NOI, UMANI di Frank Westerman (Iperborea)

Perché preferisco il reportage al romanzo? La risposta più semplice è: perché davanti alla vita vera non c’è finzione che tenga. Mi imbatto di continuo in storie realmente accadute così inverosimili che, se immerse nella finzione letteraria, perderebbero subito ogni residuo brandello di credibilità.
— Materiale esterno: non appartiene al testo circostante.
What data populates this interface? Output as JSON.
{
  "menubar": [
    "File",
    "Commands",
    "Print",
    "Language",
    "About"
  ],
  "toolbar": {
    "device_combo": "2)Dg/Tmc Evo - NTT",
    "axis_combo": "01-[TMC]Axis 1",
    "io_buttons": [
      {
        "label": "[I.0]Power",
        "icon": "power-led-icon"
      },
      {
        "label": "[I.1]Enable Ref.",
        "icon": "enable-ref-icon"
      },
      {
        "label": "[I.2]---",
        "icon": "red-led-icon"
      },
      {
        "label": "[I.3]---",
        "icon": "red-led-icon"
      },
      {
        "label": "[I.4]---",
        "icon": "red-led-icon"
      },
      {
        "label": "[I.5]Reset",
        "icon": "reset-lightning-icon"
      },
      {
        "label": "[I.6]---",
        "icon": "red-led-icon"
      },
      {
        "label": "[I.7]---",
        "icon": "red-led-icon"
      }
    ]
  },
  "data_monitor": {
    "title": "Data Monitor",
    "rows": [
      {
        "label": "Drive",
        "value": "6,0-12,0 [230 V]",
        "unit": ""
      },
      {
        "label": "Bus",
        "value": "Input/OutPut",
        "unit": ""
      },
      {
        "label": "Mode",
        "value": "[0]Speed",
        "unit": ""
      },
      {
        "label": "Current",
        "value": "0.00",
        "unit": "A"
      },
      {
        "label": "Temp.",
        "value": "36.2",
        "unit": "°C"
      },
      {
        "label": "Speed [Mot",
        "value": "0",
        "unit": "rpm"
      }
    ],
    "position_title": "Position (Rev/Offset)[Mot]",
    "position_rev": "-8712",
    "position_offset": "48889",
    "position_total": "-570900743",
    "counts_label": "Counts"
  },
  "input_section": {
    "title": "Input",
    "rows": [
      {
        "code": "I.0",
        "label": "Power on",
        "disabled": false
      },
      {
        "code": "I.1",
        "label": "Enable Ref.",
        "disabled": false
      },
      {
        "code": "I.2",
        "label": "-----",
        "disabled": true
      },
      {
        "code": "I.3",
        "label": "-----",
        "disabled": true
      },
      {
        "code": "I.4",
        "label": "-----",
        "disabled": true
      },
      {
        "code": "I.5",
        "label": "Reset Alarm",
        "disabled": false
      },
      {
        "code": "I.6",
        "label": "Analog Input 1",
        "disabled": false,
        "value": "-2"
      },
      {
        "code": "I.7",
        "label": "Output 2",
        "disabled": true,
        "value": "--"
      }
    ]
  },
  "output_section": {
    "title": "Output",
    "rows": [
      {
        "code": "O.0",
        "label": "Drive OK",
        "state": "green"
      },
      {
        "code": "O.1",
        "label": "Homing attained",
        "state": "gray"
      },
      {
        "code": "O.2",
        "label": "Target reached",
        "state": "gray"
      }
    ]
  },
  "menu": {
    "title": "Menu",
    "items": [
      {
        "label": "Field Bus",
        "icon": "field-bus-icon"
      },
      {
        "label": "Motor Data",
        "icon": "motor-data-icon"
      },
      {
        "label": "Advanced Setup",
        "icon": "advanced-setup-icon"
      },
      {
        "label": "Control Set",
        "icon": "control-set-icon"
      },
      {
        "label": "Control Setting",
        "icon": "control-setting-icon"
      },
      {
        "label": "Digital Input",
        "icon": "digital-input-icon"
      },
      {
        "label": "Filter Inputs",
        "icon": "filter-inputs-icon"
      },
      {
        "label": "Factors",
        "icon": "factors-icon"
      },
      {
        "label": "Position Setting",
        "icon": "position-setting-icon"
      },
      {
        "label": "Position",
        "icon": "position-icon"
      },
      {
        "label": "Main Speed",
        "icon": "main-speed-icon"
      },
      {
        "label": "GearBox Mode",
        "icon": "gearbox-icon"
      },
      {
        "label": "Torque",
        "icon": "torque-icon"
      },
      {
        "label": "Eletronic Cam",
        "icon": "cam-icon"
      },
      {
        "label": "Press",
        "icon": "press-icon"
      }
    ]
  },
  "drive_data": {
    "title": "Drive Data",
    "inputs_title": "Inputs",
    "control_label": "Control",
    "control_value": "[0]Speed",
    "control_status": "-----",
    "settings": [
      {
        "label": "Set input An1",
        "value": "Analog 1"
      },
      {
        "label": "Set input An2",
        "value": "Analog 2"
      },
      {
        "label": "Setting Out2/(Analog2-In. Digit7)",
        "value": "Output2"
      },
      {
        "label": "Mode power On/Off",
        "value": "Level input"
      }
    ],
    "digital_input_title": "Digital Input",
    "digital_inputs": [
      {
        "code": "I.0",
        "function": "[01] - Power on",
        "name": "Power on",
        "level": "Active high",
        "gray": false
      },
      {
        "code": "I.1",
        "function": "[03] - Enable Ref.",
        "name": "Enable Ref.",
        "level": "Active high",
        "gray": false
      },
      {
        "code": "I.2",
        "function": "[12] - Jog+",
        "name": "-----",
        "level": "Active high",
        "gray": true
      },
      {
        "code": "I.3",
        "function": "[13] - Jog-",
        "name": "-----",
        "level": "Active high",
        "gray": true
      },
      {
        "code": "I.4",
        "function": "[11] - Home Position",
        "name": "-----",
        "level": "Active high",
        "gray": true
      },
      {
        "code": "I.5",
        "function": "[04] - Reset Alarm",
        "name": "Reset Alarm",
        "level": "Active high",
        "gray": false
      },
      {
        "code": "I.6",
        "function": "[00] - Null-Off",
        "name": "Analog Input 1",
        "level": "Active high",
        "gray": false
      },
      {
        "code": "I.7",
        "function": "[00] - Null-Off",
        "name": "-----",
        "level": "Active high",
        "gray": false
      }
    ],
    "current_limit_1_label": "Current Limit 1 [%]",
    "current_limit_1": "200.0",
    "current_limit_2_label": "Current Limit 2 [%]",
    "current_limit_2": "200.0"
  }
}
Tutto comincia con un corso all’università e con la scoperta di un cranio. Non è un cranio qualunque però è un cranio speciale: appartiene a un ominide delle isole di Flores, in Indonesia, un uomo particolarmente basso, che non arriva al metro e mezzo. E come può qualche osso scatenare una polemica mondiale sull’origine dell’uomo? Prova a capirlo Westerman, giornalista e scrittore olandese che aveva già pubblicato diverse cose con Iperborea, come L’enigma del lago rosso. Quello che scopre è che in realtà nel mondo dell’antropologia e della paleontologia ogni piccola scoperta è tanto importante quanto assurda perché le speculazioni che nascono da un piccolo frammento di osso possono essere infinite. Ne è una dimostrazione pratica l’Homo floresiensis: il suo piccolo cranio è difficile da inserire nell’albero genealogico dell’intera umanità: c’è chi dice che sia contemporaneo all’homo sapiens, chi all’uomo di Neanderthal, chi invece addirittura sostiene che sia tutto falso che sia un uomo contemporaneo affetto da nanismo… Insomma ogni studioso ha la sua teoria, sembra quasi che ognuno racconti una storia, che arricchisca e infiocchetti un qualcosa che non capisce fino in fondo, non solo, le varie scoperte sembrano avere un’eco più o meno ampia a seconda del momento storico in cui vengono fatte.

Se a tutte queste riflessioni scientifiche andiamo ad aggiungere anche quelle etiche e filosofiche, la confusione aumenta. Cosa ci rende umani? Qual’è l’ominide che dalla dimensione scimmiesca e animale passa a quella umana? Cosa in definitiva ci distingue dagli altri animali e perché come uomini ci sentiamo superiori a loro?
Anche in questo caso le teorie abbondano, guidate soprattutto dalle sensibilità personale dei vari studiosi. Altro esempio lo sviluppo del linguaggio: per un sacco di tempo gli studiosi, uomini, hanno pensato che avendo sviluppato delle tecniche di caccia più raffinate i gruppi di ominidi avevano la necessità di comunicare tra loro in modo più preciso e questo li ha costretti a sviluppare la parte del cervello dedicata al linguaggio. Negli ultimi tempi però altre studiose, donne, hanno proposto una teoria alternativa: poiché la postura eretta non permetteva più ai piccoli di ominide di rimanere attaccati alle madri, queste hanno dovuto inventarsi un modo per far sentire la loro presenza ai bambini piccoli pur non avendoli sempre addosso, da qui lo sviluppo di suoni che si sono trasformati in cantilene, filastrocche.. insomma linguaggio.

Questi sono solo alcuni esempi dei tantissimi spunti di riflessione che vengono fuori da questo libro, un catalogo ricchissimo di informazioni sulle nostre provenienze e sulle varie correnti di pensiero che studiano le nostre origini, pieno di nomi di studiosi, di aneddoti curiosi che li hanno visti protagonisti e di vere e proprie guerre diplomatiche intraprese per riportare a casa i resti dei primi ominidi.
Un saggio affascinante che fa riflettere su come siano effimere le convinzioni che abbiamo e su quanta strada abbiamo ancora da fare per cercare di capire qualcosa sulle nostre origini per avere un pochino più chiaro quale sarà il nostro futuro.